The Bank of England will issue its verdict in December on the models insurance companies use to quantify risk and determine capital requirements as the industry prepares for the new European Union rules known as Solvency II.

“I consider it vital that our approval process is entirely consistent across firms, and that the timing and communication of our decisions is consistent with orderly markets,” Sam Woods, the BOE executive director for insurance supervision, said in a speech in London on Thursday.

So-called internal models for risk assessment must be approved by an insurer’s supervisor. Woods said companies that don’t have an internal model will use a prescribed standard formula to determine their capital requirement under the EU law, which enters fully into force on Jan. 1.

The BOE is working with insurers as they adapt to the new regulations, which set stricter capital standards to help firms withstand a repeat of the financial crisis.
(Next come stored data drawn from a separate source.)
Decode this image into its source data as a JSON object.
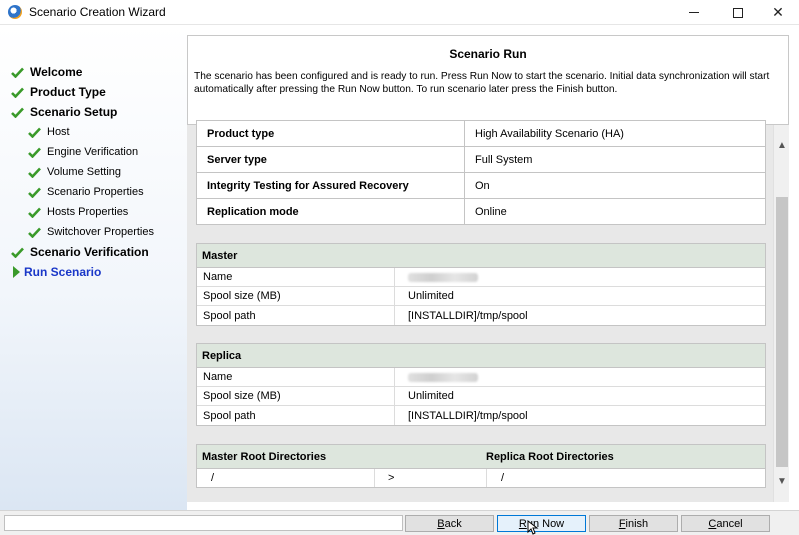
{
  "window": {
    "title": "Scenario Creation Wizard"
  },
  "sidebar": {
    "items": [
      {
        "label": "Welcome",
        "state": "done",
        "level": "top"
      },
      {
        "label": "Product Type",
        "state": "done",
        "level": "top"
      },
      {
        "label": "Scenario Setup",
        "state": "done",
        "level": "top"
      },
      {
        "label": "Host",
        "state": "done",
        "level": "sub"
      },
      {
        "label": "Engine Verification",
        "state": "done",
        "level": "sub"
      },
      {
        "label": "Volume Setting",
        "state": "done",
        "level": "sub"
      },
      {
        "label": "Scenario Properties",
        "state": "done",
        "level": "sub"
      },
      {
        "label": "Hosts Properties",
        "state": "done",
        "level": "sub"
      },
      {
        "label": "Switchover Properties",
        "state": "done",
        "level": "sub"
      },
      {
        "label": "Scenario Verification",
        "state": "done",
        "level": "top"
      },
      {
        "label": "Run Scenario",
        "state": "current",
        "level": "top"
      }
    ]
  },
  "header": {
    "title": "Scenario Run",
    "description": "The scenario has been configured and is ready to run. Press Run Now to start the scenario. Initial data synchronization will start automatically after pressing the Run Now button. To run scenario later press the Finish button."
  },
  "summary": [
    {
      "key": "Product type",
      "value": "High Availability Scenario (HA)"
    },
    {
      "key": "Server type",
      "value": "Full System"
    },
    {
      "key": "Integrity Testing for Assured Recovery",
      "value": "On"
    },
    {
      "key": "Replication mode",
      "value": "Online"
    }
  ],
  "master": {
    "heading": "Master",
    "rows": [
      {
        "key": "Name",
        "value": ""
      },
      {
        "key": "Spool size (MB)",
        "value": "Unlimited"
      },
      {
        "key": "Spool path",
        "value": "[INSTALLDIR]/tmp/spool"
      }
    ]
  },
  "replica": {
    "heading": "Replica",
    "rows": [
      {
        "key": "Name",
        "value": ""
      },
      {
        "key": "Spool size (MB)",
        "value": "Unlimited"
      },
      {
        "key": "Spool path",
        "value": "[INSTALLDIR]/tmp/spool"
      }
    ]
  },
  "directories": {
    "master_heading": "Master Root Directories",
    "replica_heading": "Replica Root Directories",
    "rows": [
      {
        "master": "/",
        "arrow": ">",
        "replica": "/"
      }
    ]
  },
  "buttons": {
    "back_prefix": "B",
    "back_rest": "ack",
    "run_prefix": "R",
    "run_rest": "un Now",
    "finish_prefix": "F",
    "finish_rest": "inish",
    "cancel_prefix": "C",
    "cancel_rest": "ancel"
  },
  "colors": {
    "check": "#3a9a2a",
    "current": "#1a37c8",
    "group_header": "#dde6dd"
  }
}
Woods sought to dispel the “myth” that the BOE would use the implementation of Solvency II to “load the sector with more capital now so that it is baked into the new regime once operational.”

“Let me state very simply: there is no such plan within the Bank of England,” he said.
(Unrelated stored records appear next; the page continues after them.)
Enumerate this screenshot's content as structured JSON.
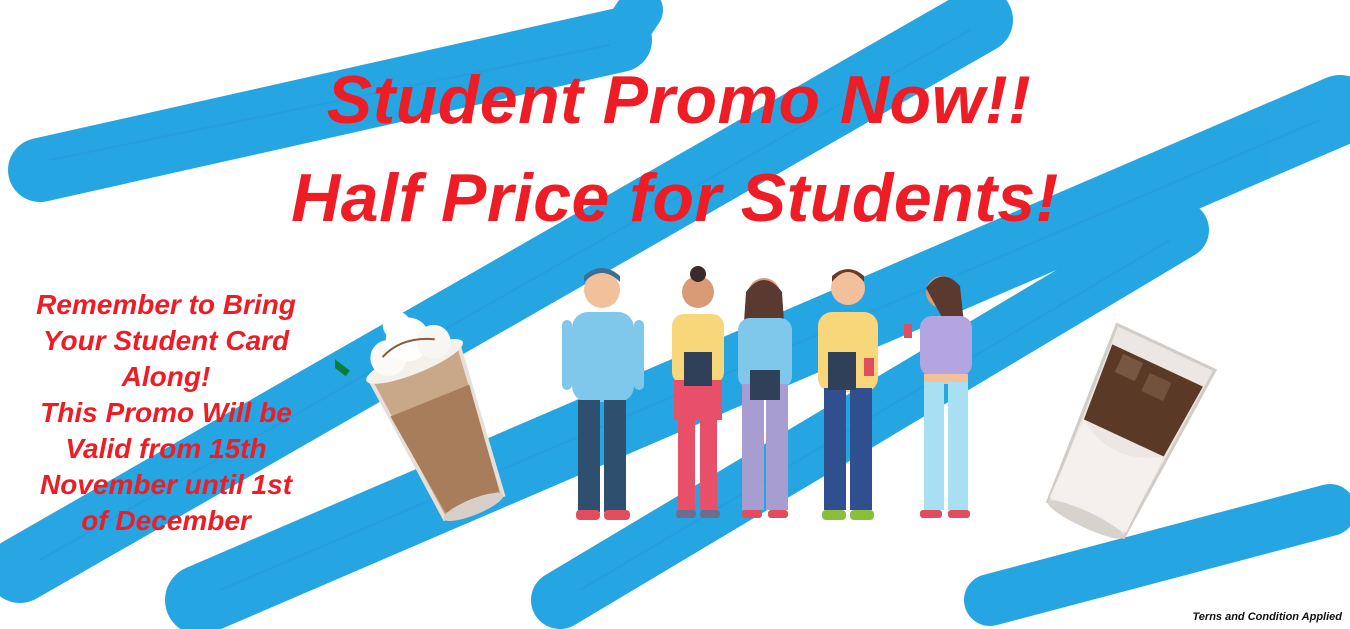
{
  "banner": {
    "headline_line1": "Student Promo Now!!",
    "headline_line2": "Half Price for Students!",
    "reminder_lines": [
      "Remember to Bring",
      "Your Student Card",
      "Along!",
      "This Promo Will be",
      "Valid from 15th",
      "November until 1st",
      "of December"
    ],
    "fine_print": "Terns and Condition Applied"
  },
  "colors": {
    "headline": "#ee1c25",
    "brush_stroke": "#1ba1e2",
    "background": "#ffffff"
  },
  "images": {
    "left_drink": "frappe-drink-icon",
    "right_drink": "iced-latte-icon",
    "group": "students-group-illustration"
  }
}
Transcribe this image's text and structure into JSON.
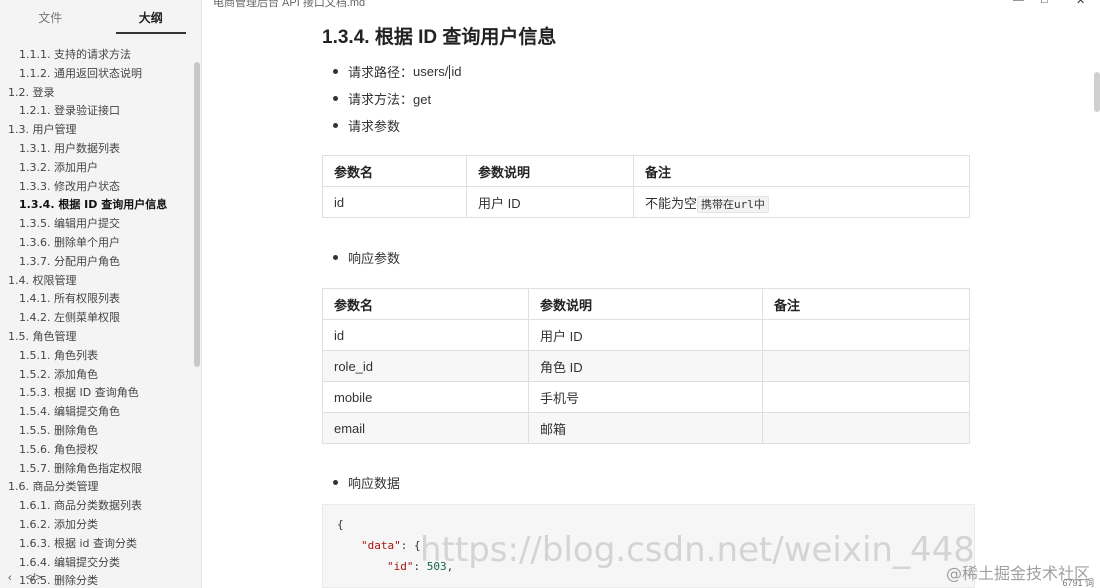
{
  "sidebar": {
    "tabs": [
      "文件",
      "大纲"
    ],
    "items": [
      {
        "label": "1.1.1. 支持的请求方法",
        "level": 3
      },
      {
        "label": "1.1.2. 通用返回状态说明",
        "level": 3
      },
      {
        "label": "1.2. 登录",
        "level": 2
      },
      {
        "label": "1.2.1. 登录验证接口",
        "level": 3
      },
      {
        "label": "1.3. 用户管理",
        "level": 2
      },
      {
        "label": "1.3.1. 用户数据列表",
        "level": 3
      },
      {
        "label": "1.3.2. 添加用户",
        "level": 3
      },
      {
        "label": "1.3.3. 修改用户状态",
        "level": 3
      },
      {
        "label": "1.3.4. 根据 ID 查询用户信息",
        "level": 3
      },
      {
        "label": "1.3.5. 编辑用户提交",
        "level": 3
      },
      {
        "label": "1.3.6. 删除单个用户",
        "level": 3
      },
      {
        "label": "1.3.7. 分配用户角色",
        "level": 3
      },
      {
        "label": "1.4. 权限管理",
        "level": 2
      },
      {
        "label": "1.4.1. 所有权限列表",
        "level": 3
      },
      {
        "label": "1.4.2. 左侧菜单权限",
        "level": 3
      },
      {
        "label": "1.5. 角色管理",
        "level": 2
      },
      {
        "label": "1.5.1. 角色列表",
        "level": 3
      },
      {
        "label": "1.5.2. 添加角色",
        "level": 3
      },
      {
        "label": "1.5.3. 根据 ID 查询角色",
        "level": 3
      },
      {
        "label": "1.5.4. 编辑提交角色",
        "level": 3
      },
      {
        "label": "1.5.5. 删除角色",
        "level": 3
      },
      {
        "label": "1.5.6. 角色授权",
        "level": 3
      },
      {
        "label": "1.5.7. 删除角色指定权限",
        "level": 3
      },
      {
        "label": "1.6. 商品分类管理",
        "level": 2
      },
      {
        "label": "1.6.1. 商品分类数据列表",
        "level": 3
      },
      {
        "label": "1.6.2. 添加分类",
        "level": 3
      },
      {
        "label": "1.6.3. 根据 id 查询分类",
        "level": 3
      },
      {
        "label": "1.6.4. 编辑提交分类",
        "level": 3
      },
      {
        "label": "1.6.5. 删除分类",
        "level": 3
      }
    ],
    "active_index": 8,
    "bottom_icons": [
      "chevron-left-icon",
      "code-icon"
    ]
  },
  "topbar": {
    "filename": "电商管理后台 API 接口文档.md"
  },
  "main": {
    "title": "1.3.4. 根据 ID 查询用户信息",
    "bullets": {
      "path_label": "请求路径：",
      "path_value_a": "users/",
      "path_value_b": "id",
      "method": "请求方法：get",
      "params": "请求参数",
      "response_params": "响应参数",
      "response_data": "响应数据"
    },
    "request_table": {
      "headers": [
        "参数名",
        "参数说明",
        "备注"
      ],
      "rows": [
        {
          "name": "id",
          "desc": "用户 ID",
          "note": "不能为空",
          "note_code": "携带在url中"
        }
      ]
    },
    "response_table": {
      "headers": [
        "参数名",
        "参数说明",
        "备注"
      ],
      "rows": [
        {
          "name": "id",
          "desc": "用户 ID",
          "note": ""
        },
        {
          "name": "role_id",
          "desc": "角色 ID",
          "note": ""
        },
        {
          "name": "mobile",
          "desc": "手机号",
          "note": ""
        },
        {
          "name": "email",
          "desc": "邮箱",
          "note": ""
        }
      ]
    },
    "code": {
      "line1": "{",
      "line2_key": "\"data\"",
      "line2_rest": ": {",
      "line3_key": "\"id\"",
      "line3_rest": ": ",
      "line3_num": "503",
      "line3_end": ","
    }
  },
  "watermark": "https://blog.csdn.net/weixin_448",
  "watermark2": "@稀土掘金技术社区",
  "word_count": "6791 词"
}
The Association of British Insurers welcomed the December decisions on internal models. “The industry will work closely with the PRA over the coming months to ensure this process can work in practice,” ABI Director General Huw Evans said in an e- mailed statement.

Woods also said the BOE will allow insurers to make use of transitional rules in Solvency II that can affect capital requirements in its decisions about whether they can pay dividends.

AFI’s Evans said the transitional measures are a “key part of the new regulatory regime, and it is reassuring to receive formal confirmation that the PRA will allow the full use of these measures to firms, including for the payment of dividends.”